Si l’indépendantisme provoque une si forte opposition de la part de certaines élites politiques du Québec et au sein du Canada anglais, c’est que, même sous sa forme atténuée de souveraineté association d’inspiration « lévesquiste », il mettrait en péril l’existence même de la fédération canadienne dans sa forme actuelle ; en effet, l’émergence du Québec comme comme pays à part entière briserait les arrangements politiques et constitutionnels fondamentaux du Canada. Il remodèlerait le paysage politique canadien en profondeur. En effet, une république du Québec contrôlerait alors le cours du Saint-Laurent de l’Ontario à l’ouest au golfe à l’est. Sa réalisation nécessiterait de longues et pénibles négociations entre le gouvernement du Québec et celui d’Ottawa, et ce pour un résultat bien incertain. En effet, l’importante faction fédéraliste de la classe politique québécoise et toute une partie de la population québécoise, non seulement tient à son identité canadienne-française,mais aussi à défendre ses intérêts économiques et financiers comme on peut s’y attendre.
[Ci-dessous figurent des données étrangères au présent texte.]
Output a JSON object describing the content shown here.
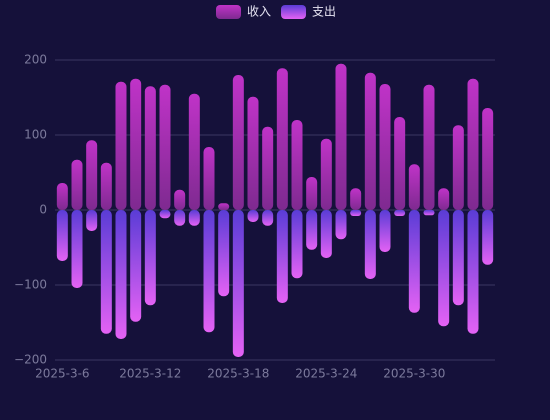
{
  "chart_data": {
    "type": "bar",
    "stacked": true,
    "legend": "top",
    "categories": [
      "2025-3-6",
      null,
      null,
      null,
      null,
      null,
      "2025-3-12",
      null,
      null,
      null,
      null,
      null,
      "2025-3-18",
      null,
      null,
      null,
      null,
      null,
      "2025-3-24",
      null,
      null,
      null,
      null,
      null,
      "2025-3-30",
      null,
      null,
      null,
      null,
      null
    ],
    "series": [
      {
        "name": "收入",
        "color": "#b22fb8",
        "values": [
          36,
          67,
          93,
          63,
          171,
          175,
          165,
          167,
          27,
          155,
          84,
          9,
          180,
          151,
          111,
          189,
          120,
          44,
          95,
          195,
          29,
          183,
          168,
          124,
          61,
          167,
          29,
          113,
          175,
          136
        ]
      },
      {
        "name": "支出",
        "color": "#7d4cf2",
        "values": [
          -68,
          -104,
          -28,
          -165,
          -172,
          -149,
          -127,
          -11,
          -21,
          -21,
          -163,
          -115,
          -196,
          -16,
          -21,
          -124,
          -91,
          -53,
          -64,
          -39,
          -8,
          -92,
          -56,
          -8,
          -137,
          -7,
          -155,
          -127,
          -165,
          -73
        ]
      }
    ],
    "ylim": [
      -200,
      200
    ],
    "yticks": [
      {
        "value": -200,
        "label": "−200"
      },
      {
        "value": -100,
        "label": "−100"
      },
      0,
      100,
      200
    ],
    "grid": true
  }
}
Si on veut comprendre leur point de vue, imaginons la réaction qu’entraînerait au Québec l’émergence d’un puissant mouvement rattachionniste en Gaspésie qui militerait pour que la Gaspésie rejoigne le Nouveau-Brunswick. La perspective de perdre une part non négligeable de son territoire au profit de la province voisine serait alors considéré comme une insulte par les Québécois, sans oublier la perte de la maîtrise de la côte sud de l’embouchure du Saint-Laurent et d’une bonne partie des rives du golfe lui-même. Au sein de la population gaspésienne, on observerait de vigoureux débat entre tenants rattachionnistes et ceux du maintien de la Gaspésie au sein du Québec, tout attachés qu’ils sont à leur identité québécoise.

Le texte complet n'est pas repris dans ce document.